Date: 16 November 1932
Location: London
Speaker: Aga Khan III
Source: Speeches of Aga Khan III – K K Aziz
Full Text
Indians coming nearer to each other – the new Constitution India’s place among the Dominions. . . . His Highness said that, as chairman of the British Indians, he was happy to think that as time had gone on the Indians had drawn nearer to each other. He sincerely hoped and believed that the Constitution they had assisted to frame would be such as would satisfy Indian opinion and would be capable of being worked as a Federal system through the transition stage to the time when India took her full place in the great federation of Dominions which made up the British Empire.
Source: The Times, London, 17 November 1932.
This statement was given to The Times in London a little before his departure for France after the completion of his work as chairman of the British Indian Delegation to the Joint Select Committee on Indian Constitutional Reform. At Victoria railway station, from where he departed, he was garlanded by A. H.

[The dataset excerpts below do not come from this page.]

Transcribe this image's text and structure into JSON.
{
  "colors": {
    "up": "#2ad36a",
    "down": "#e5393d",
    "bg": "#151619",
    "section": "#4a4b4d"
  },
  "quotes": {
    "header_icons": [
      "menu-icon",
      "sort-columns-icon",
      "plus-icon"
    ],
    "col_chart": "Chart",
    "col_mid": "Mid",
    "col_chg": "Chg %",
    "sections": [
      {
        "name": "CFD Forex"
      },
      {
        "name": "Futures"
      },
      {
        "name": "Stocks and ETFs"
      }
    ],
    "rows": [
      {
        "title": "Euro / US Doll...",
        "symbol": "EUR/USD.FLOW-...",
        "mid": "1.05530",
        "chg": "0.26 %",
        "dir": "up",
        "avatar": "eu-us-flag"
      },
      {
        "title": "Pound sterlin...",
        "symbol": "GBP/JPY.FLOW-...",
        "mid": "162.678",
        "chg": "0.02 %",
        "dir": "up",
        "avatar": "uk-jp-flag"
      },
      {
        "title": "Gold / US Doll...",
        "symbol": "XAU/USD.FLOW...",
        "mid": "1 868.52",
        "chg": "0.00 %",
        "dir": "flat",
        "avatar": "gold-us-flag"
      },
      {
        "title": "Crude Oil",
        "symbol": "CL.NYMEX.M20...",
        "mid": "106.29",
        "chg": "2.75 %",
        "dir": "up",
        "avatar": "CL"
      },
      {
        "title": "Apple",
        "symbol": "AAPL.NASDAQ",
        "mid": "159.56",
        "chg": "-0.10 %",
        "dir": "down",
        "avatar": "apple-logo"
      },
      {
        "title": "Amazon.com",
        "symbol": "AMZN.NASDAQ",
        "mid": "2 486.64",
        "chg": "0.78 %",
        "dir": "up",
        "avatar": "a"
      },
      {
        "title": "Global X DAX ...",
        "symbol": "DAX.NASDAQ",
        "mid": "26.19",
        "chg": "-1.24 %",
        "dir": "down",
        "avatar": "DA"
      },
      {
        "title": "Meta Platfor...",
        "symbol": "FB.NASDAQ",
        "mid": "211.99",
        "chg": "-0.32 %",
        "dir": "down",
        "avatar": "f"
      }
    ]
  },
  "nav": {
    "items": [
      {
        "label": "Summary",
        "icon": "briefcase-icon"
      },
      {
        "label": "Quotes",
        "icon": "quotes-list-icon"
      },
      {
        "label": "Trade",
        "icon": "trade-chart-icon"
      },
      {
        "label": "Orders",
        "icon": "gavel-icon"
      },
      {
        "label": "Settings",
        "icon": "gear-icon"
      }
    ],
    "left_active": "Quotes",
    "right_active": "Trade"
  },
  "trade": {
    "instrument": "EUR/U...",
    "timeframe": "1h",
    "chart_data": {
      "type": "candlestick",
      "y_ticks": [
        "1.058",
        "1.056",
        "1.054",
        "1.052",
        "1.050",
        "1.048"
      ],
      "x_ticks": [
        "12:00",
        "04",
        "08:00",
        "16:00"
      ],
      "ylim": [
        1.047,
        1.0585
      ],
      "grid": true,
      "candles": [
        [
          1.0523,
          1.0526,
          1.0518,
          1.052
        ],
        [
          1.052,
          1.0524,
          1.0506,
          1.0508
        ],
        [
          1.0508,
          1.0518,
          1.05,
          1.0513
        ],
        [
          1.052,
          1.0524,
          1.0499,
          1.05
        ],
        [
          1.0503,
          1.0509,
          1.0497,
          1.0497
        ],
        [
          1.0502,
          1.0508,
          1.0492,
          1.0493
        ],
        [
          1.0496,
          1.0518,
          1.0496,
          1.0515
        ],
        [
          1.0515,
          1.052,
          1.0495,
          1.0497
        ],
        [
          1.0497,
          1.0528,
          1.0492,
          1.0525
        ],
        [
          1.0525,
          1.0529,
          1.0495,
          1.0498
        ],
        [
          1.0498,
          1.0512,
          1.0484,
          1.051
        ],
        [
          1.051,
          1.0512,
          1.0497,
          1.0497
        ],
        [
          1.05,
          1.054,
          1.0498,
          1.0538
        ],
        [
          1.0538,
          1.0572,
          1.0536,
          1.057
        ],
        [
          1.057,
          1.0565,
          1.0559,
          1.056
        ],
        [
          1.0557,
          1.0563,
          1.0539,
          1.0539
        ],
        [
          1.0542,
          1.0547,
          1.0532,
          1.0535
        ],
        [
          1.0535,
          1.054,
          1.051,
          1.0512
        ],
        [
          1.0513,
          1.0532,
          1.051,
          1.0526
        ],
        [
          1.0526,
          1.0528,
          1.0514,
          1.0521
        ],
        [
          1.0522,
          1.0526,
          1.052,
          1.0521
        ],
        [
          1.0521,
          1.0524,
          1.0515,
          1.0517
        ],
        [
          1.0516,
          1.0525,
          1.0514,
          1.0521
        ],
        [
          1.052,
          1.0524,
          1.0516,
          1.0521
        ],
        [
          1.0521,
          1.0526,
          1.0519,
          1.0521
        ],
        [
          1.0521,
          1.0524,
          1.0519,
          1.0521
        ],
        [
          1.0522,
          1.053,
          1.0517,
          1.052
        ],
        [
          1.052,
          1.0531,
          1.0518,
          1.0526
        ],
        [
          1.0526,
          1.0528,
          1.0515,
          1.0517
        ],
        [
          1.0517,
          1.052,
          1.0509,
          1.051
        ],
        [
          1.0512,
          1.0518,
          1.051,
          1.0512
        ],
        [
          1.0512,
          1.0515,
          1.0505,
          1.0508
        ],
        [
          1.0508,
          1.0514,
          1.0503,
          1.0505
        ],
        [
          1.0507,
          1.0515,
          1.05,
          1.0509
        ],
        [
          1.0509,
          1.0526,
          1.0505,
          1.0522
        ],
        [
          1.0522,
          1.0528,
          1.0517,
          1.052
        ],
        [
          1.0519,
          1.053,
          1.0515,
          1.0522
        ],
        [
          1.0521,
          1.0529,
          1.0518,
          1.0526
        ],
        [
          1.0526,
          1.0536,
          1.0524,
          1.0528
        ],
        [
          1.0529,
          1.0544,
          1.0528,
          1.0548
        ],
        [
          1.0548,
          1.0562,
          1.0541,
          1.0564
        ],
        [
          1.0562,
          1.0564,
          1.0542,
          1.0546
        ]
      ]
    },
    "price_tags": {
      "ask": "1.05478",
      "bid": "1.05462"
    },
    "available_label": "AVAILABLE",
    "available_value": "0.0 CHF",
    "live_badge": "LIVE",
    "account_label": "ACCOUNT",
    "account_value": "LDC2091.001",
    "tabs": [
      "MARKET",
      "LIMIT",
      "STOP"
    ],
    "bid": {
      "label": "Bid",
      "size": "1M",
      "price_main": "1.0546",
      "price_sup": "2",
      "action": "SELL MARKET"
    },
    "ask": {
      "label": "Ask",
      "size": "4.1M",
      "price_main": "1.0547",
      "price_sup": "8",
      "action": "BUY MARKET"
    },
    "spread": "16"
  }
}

Ghuznavi, a fellow delegate, on behalf of the Orient Club of London, and presented with an address. The address stated that the club was composed of men of all creeds and castes of India and that it greatly appreciated the fact that in the last three years the Aga Khan had combined, for the first time in modern history, Hindus, Muslims, Sikhs and other delegates. In reply, the Aga Khan said that “he looked to his young friends to take their part in the work of building up a better and happier India” ( The Times, 17 November 1932).
The Aga Khan was scheduled to sail for Bombay on I December.